Since we have all been children, we should ask ourselves this?  If our parents rowed, argued or bickered even a little, how did it make us feel, deep down inside?  And if our parents ever occasionally did hug each other, compliment each other or KISS, how did we as children then feel?  

So the fact that as a divorced parent, who can genuinely hug their ex hello, perhaps not be rowing and is a whole load happier, is this what is going to send my children into the unpredictable 'special needs' behaviour meltdown room at school? Or is it this, as a child living in a permanent state of uncertain angst, with frustrated, married, unhappy parents is this not going to send those kids into the special ed corridor any sooner?  

Energetically, children have the master commander radars.  They don’t always understand why, but they do have the big KNOW when parents are not good, respectful and loving.
 
And here is the 'special needs' door on kids of divorced parents.    DOES the sun shining a little brighter with more love, happiness and truth in their readjusted lives with good divorced parents give them a better education for what really is important in a marriage or relationship? 
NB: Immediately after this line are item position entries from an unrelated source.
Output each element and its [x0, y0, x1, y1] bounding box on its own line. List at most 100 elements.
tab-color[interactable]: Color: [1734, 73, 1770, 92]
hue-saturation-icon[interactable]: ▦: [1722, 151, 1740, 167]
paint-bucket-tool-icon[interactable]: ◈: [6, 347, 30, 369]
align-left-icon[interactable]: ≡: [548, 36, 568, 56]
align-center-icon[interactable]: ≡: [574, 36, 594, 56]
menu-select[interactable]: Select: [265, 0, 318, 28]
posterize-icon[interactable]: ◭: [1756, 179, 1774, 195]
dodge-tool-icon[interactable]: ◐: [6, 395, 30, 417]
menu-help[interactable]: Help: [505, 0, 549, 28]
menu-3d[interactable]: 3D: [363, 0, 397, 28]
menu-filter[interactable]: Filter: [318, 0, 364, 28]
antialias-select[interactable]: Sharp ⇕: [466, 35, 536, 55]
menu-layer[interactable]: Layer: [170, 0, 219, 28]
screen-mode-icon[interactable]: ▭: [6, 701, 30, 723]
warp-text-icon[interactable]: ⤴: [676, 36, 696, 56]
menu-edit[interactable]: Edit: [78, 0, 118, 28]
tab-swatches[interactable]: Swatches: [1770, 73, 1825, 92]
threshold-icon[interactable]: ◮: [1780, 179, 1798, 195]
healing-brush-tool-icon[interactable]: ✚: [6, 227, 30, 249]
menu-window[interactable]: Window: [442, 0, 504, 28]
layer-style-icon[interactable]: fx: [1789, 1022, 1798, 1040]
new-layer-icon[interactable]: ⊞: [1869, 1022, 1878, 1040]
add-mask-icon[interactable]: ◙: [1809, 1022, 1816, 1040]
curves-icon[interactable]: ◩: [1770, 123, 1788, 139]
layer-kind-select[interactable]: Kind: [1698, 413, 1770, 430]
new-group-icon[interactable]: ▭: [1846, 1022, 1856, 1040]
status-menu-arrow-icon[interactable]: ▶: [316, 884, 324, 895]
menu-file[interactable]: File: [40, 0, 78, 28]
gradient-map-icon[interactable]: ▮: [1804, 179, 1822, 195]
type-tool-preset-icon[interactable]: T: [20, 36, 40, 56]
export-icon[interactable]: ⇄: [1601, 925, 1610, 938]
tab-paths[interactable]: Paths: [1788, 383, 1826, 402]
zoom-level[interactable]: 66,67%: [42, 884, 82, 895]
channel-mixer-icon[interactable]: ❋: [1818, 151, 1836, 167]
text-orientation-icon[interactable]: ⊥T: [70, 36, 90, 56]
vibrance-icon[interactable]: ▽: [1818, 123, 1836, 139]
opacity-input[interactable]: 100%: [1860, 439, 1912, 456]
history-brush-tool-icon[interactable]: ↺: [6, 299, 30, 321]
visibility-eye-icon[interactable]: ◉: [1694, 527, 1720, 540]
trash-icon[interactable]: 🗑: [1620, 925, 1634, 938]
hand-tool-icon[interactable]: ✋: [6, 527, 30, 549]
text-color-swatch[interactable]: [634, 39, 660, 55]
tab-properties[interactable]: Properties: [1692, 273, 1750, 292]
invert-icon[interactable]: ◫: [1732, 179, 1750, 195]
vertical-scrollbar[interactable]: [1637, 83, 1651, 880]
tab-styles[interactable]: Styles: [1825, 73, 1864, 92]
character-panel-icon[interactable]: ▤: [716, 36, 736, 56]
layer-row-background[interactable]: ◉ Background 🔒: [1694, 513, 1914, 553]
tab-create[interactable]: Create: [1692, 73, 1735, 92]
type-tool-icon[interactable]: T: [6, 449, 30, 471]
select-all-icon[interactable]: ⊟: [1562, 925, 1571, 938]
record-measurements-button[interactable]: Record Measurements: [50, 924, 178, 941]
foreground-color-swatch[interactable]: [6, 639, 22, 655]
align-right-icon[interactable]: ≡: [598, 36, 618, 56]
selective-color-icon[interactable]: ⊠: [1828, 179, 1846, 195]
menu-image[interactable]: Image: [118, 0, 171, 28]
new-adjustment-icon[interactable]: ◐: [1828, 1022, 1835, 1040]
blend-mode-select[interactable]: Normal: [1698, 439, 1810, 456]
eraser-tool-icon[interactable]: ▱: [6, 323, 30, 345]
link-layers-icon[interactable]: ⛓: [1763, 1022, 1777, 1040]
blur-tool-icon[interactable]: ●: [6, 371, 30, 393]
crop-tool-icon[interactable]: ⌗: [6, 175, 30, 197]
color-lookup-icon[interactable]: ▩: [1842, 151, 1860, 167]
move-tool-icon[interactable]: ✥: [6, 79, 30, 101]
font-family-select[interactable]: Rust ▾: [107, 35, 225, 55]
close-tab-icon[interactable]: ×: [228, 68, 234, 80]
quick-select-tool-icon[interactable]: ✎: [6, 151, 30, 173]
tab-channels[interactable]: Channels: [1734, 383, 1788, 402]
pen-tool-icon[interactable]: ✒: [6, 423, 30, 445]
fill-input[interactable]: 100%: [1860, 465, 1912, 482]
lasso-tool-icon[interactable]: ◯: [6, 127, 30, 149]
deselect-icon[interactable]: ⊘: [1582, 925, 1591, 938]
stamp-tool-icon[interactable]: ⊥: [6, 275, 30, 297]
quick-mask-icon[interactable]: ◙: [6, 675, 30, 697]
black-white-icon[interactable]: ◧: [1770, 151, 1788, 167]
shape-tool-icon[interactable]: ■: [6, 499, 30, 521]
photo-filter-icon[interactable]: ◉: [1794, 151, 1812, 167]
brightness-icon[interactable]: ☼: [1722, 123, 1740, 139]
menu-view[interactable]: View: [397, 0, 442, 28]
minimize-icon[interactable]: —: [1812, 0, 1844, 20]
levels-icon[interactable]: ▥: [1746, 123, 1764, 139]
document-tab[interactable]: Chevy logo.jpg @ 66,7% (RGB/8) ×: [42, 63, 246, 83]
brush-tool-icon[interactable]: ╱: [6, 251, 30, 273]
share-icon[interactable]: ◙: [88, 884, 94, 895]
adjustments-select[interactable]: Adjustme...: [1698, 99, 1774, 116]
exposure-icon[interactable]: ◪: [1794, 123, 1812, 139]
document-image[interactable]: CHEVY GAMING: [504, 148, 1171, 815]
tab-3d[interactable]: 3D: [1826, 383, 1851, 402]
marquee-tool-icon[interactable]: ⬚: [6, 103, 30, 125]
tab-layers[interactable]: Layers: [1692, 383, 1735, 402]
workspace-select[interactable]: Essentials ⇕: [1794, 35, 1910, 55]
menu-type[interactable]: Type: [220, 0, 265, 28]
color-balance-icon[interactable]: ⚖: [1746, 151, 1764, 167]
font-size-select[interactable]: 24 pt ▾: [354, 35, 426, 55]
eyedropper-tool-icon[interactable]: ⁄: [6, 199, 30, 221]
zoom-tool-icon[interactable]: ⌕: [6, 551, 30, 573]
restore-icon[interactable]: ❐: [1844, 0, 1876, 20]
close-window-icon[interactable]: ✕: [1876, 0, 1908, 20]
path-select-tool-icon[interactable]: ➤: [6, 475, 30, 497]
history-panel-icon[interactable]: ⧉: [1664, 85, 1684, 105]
Or does the systematic sweeping of denial, anger and fear in a bad marriage give them a brighter 'hallelujah' snapshot of what adult relationships are really about? 

Is not the innate programming of a child geared to wanting everyone they LOVE in their lives to be happy and they will pretty much use their three magic wishes to have this be so?  

What is the deal breaker for children with unhappy parents? Is it a life of detached lies mixed with sporadic bursts of half hearted 'we are married' HAPPINESS laced with denial and thus jaded relationship optimism? Or is there a future of life lessons in divorcing respectfully, that teaches love out of conflict and a surety that kindness and truth can strengthen future relationships?

So out of all this, is my question... are children of divorced parents used as a bypass and/or an excuse for sad, angry, quiet or negative children when as many married adults are themselves suppressing all these emotions?  
How then does this affect their children? 

So ‘special needs’ for children of divorced parents... Could this perhaps be a scapegoat and mirror for everything that we might be fearing in a society that has sadly availed itself on so many levels of social and moral responsibility towards children no matter whether one is divorced or not?